У него в руках саквояж, вместительный, из светлой кожи, перетянутый ремнями и украшенный разноцветными пятнами наклеек. Костик подымает его двумя руками, тащит к двери, за которой его уже ждут.
Человек в черном пальто, от Бориса Михайловича. Я снова подсматриваю, хотя почти ничего и не видно: две тени на площадке. Машина у подъезда. Снег.
Тишина.
Семен
Дом был старым и заброшенным, с высоким фундаментом, испещренным мелкими трещинами, темными стенами, в которых вяло поблескивали темными же, непрозрачными стеклами окна. К рамам белой шелухой прилипли остатки краски, а дверь на проржавевших петлях просела, и из узкой черной щели над нею ощутимо тянуло тленом. Семен огляделся. Надо же, а с того, прошлого визита дом запомнился куда более… живым, что ли? Вот и крапива у сарая вроде не такой высокою была, а яблоня – наоборот, не такой низкой, разлапистой, с перекрученными ветками и мягкими листочками.

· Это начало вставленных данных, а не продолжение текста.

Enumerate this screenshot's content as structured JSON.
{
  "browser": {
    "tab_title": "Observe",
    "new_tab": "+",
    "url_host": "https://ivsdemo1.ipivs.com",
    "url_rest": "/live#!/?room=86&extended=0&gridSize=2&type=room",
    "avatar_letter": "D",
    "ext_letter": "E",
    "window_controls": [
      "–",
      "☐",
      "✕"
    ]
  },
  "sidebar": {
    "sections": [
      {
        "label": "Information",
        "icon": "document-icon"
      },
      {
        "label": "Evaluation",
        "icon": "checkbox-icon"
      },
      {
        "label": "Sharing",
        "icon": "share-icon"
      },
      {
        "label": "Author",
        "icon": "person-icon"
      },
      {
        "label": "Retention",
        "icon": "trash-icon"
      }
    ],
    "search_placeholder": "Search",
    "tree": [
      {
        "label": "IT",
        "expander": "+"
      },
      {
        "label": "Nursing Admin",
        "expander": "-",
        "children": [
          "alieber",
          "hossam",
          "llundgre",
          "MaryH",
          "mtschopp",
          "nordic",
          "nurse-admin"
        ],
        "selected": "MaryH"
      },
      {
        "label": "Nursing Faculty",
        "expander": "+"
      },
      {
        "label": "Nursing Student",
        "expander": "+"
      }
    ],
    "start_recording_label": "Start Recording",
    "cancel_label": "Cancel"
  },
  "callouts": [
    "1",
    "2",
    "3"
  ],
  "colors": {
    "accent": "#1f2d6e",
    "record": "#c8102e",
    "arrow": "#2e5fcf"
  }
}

У самого забора грязно-желтым пятном выглядывал из травяной щетины резиновый мячик, сдутый и давным-давно вросший в землю, но не до конца, а ровно до половины. Рядом со ступеньками из полусгнившего деревянного ящика торчали запыленные бутылки, треснутые, сколотые или и вовсе разбитые, брошенные так, чтоб убрать потом, но так и не убранные.
Как и в тот раз, дверь поддалась с трудом, пришлось долго ковыряться с замком, а потом налегать плечом на влажную, траченную древоточцем и лишайником древесину да надеяться, что та не треснет. В сенях воняло гнилью и сырой тканью. И лампочка не горела, пришлось фонарик доставать. Правда, Семен не особо надеялся найти здесь что-нибудь, ведь осматривали же и дом, и участок, только без толку.
Круглое пятно света скользнуло по грязному полу, по плоскому ящику, в котором хранили старую обувь, по резиновым сапогам, почему-то в ящик не попавшим, по облезлой стене и меловой дорожке обвалившейся известки. По следам – оказывается, в тот раз натоптали. Вот эти, крупные, Семеновы, а рядом, которые поменьше, зато со сложным узором – Венькины, а вон те, полустертые, и те, которые с копытцами каблуков, стало быть, ребятам принадлежат.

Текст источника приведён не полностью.